Source: PEKING REVIEW Vol.1 No.2, March 11, 1958
VISITORS from the West who see People’s China for the first time usually express surprise. What surprises them are the far-reaching changes that have taken place since the founding of the new republic. For the “old China hand” who was familiar with the China of feudal warlords and comprador-capitalists, things in New China are definitely not what they used to be. The complete stranger who has never been to China before and who has only read something about this country in the capitalist press finds things in New China quite different than expected. This surprise is only natural.
Judged by the yardstick of a capitalist country, many things here are indeed “inexplicable.” But it’s no mystery.
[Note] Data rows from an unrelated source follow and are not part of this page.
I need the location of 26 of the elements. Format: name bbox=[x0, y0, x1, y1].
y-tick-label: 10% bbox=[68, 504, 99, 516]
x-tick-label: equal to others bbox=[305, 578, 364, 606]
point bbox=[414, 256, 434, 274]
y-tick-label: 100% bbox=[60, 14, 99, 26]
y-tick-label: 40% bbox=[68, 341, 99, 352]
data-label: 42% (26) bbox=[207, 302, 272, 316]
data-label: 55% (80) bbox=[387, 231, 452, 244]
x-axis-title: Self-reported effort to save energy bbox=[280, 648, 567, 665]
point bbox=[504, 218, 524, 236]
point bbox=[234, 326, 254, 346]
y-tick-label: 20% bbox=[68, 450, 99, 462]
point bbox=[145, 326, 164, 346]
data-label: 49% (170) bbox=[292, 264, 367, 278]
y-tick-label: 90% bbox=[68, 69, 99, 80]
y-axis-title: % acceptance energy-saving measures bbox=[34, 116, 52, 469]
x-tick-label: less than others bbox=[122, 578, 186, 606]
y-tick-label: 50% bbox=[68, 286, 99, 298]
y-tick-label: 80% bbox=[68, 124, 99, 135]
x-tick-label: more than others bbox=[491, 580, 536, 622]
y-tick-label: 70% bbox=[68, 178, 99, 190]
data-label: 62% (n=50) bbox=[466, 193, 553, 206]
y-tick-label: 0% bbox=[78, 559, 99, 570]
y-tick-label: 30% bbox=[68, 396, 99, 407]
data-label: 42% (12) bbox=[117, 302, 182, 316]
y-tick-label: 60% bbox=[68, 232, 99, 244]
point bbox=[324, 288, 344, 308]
Take the current big leap forward in China’s national economy, for example. What was once regarded as impossible has now become possible. Jobs that used to take months and years to complete are now being done in days and weeks. In 45 days Yoshi County in Anhwei Province completed a programme of tree-planting originally planned for ten years.
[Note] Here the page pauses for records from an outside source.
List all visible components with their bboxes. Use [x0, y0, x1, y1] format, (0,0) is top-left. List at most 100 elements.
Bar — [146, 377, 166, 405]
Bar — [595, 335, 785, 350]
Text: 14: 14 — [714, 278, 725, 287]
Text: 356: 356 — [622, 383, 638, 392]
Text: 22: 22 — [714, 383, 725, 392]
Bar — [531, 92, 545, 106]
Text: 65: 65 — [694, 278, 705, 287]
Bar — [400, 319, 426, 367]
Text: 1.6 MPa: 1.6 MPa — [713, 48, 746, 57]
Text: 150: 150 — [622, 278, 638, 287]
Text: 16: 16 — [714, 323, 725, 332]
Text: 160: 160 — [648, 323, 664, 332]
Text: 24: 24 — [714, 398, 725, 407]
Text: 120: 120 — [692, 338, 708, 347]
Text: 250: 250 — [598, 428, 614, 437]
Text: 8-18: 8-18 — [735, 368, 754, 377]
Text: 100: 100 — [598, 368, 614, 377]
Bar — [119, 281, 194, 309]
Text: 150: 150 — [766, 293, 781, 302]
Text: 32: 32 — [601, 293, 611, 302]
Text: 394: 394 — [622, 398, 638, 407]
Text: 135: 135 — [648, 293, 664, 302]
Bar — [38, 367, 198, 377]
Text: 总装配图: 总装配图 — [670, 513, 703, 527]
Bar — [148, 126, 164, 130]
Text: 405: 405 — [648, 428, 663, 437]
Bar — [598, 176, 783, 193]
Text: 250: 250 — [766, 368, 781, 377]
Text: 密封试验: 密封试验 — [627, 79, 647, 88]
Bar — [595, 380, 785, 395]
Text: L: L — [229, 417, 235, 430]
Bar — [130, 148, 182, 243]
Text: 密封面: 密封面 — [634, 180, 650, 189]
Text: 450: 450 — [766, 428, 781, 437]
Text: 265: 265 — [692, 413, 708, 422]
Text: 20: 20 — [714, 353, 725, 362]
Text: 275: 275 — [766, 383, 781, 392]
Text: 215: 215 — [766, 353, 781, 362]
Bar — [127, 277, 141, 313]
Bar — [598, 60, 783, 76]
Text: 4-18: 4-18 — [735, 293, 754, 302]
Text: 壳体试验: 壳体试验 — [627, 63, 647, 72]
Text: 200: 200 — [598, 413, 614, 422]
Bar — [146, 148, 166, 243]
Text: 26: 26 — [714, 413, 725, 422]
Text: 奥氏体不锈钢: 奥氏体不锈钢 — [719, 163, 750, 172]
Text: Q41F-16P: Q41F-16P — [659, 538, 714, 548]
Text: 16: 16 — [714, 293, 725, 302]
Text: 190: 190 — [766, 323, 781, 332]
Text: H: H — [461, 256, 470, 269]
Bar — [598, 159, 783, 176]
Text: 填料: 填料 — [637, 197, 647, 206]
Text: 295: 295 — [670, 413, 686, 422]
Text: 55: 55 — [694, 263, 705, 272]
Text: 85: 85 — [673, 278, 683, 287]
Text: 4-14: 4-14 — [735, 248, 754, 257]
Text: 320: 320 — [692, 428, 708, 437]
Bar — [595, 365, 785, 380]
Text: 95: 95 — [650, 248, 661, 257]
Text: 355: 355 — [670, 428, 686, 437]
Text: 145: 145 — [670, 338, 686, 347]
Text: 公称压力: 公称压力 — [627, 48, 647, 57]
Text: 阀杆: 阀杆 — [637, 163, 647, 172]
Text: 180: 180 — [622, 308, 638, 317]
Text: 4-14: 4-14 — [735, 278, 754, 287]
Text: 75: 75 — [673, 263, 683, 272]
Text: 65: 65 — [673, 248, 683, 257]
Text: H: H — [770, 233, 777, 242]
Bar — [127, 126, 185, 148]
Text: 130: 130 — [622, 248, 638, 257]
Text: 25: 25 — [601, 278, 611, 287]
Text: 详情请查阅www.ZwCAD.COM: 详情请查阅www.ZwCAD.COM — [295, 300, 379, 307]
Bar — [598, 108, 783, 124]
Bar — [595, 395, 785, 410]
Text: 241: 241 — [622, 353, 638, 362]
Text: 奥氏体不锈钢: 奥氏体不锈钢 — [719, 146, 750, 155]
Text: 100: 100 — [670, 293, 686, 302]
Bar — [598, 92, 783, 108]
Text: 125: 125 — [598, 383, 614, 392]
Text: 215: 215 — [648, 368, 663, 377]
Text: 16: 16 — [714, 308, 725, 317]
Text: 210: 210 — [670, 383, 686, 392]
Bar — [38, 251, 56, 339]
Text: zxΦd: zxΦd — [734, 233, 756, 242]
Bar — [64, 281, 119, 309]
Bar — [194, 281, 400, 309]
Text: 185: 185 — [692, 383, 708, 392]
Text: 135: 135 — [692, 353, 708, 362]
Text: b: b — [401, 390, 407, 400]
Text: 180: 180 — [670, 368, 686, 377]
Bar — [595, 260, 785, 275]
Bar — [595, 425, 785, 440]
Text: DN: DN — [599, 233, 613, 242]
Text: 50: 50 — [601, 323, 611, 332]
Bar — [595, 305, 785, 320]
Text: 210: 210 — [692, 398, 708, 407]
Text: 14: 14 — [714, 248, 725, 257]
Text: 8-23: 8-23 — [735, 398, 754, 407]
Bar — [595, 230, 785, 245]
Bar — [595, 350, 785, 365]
This is something that happens when a nation has achieved national independence and adopted the socialist path. The initiative and creative energy of the people is limitless, because at long last the broad labouring masses have got something to fight for and something to fight with. This is the source of New China’s strength.
The rapid growth of China’s co-operative farming tells a fascinating story. Once the individual peasants got organized in co-ops, they could see for themselves the advantages of collective farming spelled out in greater yields and higher personal incomes. That’s why they have become more and more identified with the co-ops. And now they pin their hopes for a better future on the ever-growing prosperity of their co-ops.
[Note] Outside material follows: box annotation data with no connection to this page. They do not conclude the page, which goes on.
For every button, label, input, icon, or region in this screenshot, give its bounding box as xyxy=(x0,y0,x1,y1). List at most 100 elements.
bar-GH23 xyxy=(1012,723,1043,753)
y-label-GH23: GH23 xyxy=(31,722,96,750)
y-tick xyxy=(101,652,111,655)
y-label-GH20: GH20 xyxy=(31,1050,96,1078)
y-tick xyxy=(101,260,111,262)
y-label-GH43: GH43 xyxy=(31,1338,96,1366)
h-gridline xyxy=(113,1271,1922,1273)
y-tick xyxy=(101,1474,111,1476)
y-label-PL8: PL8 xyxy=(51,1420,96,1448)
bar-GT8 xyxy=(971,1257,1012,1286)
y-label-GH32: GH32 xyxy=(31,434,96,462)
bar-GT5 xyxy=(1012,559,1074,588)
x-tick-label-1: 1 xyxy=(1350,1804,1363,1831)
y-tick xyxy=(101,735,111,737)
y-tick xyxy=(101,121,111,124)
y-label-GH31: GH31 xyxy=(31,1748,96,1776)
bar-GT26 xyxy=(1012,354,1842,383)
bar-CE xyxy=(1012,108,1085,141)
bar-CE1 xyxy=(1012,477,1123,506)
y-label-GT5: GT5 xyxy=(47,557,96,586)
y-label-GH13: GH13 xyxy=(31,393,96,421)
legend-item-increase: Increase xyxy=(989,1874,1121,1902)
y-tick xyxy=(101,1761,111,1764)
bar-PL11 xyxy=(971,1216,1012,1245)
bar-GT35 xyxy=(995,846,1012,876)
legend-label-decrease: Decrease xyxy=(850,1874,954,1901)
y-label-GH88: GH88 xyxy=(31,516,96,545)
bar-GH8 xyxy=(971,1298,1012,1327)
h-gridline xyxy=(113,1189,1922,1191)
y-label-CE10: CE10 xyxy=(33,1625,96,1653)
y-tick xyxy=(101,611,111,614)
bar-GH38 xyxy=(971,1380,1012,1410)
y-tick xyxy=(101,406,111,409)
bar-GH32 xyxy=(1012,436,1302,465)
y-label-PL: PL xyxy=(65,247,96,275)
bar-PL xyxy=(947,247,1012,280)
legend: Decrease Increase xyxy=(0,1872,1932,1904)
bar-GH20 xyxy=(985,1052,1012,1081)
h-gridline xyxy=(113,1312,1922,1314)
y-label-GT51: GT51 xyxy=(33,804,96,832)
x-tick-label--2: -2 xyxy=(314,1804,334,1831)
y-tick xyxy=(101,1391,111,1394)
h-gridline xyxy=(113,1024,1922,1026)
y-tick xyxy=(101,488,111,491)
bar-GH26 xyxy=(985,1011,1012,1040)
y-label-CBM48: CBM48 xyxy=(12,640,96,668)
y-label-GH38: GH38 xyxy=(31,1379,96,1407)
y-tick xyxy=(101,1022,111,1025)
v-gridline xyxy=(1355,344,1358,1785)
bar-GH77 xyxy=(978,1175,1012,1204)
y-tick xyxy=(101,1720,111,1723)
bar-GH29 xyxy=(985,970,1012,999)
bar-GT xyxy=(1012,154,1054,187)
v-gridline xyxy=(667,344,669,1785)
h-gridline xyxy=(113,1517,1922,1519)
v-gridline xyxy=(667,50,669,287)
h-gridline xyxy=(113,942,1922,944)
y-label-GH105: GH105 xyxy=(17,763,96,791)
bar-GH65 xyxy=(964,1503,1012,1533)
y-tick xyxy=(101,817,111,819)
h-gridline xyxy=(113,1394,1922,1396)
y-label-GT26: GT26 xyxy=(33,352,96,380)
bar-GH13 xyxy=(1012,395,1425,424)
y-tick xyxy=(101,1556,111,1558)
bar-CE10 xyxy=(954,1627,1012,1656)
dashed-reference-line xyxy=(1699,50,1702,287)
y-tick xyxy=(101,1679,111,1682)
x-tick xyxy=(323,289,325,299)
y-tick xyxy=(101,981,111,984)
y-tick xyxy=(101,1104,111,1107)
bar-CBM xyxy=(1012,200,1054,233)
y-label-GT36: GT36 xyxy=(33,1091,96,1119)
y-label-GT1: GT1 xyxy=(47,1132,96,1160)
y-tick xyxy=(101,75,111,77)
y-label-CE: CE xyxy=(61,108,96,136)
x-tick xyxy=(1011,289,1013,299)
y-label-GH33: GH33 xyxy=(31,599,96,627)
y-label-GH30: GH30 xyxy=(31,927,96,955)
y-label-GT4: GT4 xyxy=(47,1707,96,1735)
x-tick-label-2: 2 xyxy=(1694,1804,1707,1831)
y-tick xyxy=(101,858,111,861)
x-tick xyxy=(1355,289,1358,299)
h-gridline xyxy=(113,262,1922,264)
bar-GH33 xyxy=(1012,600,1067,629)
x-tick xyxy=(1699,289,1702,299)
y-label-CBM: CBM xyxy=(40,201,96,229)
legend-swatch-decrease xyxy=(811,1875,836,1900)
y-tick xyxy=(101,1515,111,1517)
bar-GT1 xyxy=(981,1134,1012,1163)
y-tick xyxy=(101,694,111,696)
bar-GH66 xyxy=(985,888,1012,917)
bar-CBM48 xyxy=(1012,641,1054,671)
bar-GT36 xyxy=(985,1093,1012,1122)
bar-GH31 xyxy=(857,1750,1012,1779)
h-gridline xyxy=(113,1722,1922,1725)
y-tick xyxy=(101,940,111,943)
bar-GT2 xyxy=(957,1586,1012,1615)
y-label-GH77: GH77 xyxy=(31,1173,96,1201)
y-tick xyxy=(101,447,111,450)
Socialist emulation is another example of how the “impossible” becomes possible.
The cut-throat competition of capitalist “free enterprises” usually results in undisputed victory for the strong and destruction of the weak. To the victor go the spoils. In the battle for survival in old society it is everybody for himself and the devil take the hindmost.
In People’s China, socialist emulation is just the reverse. The strong and the advanced help the weak and the backward by sharing with them the “secrets” of success. The backward try to catch up by learning from the advanced. Here, it is all for one and one for all. Community of interest and shared ideals unite people of all sorts and conditions in concerted effort for the common good. This spirit of mutual aid gives socialism its strength.
But the road to socialism is no primrose path. People’s China, with its legacy of backwardness from the past, has a long way to go before it catches up. However, it is precisely in overcoming difficulties that the Chinese people have mustered the strength for new and still greater advances.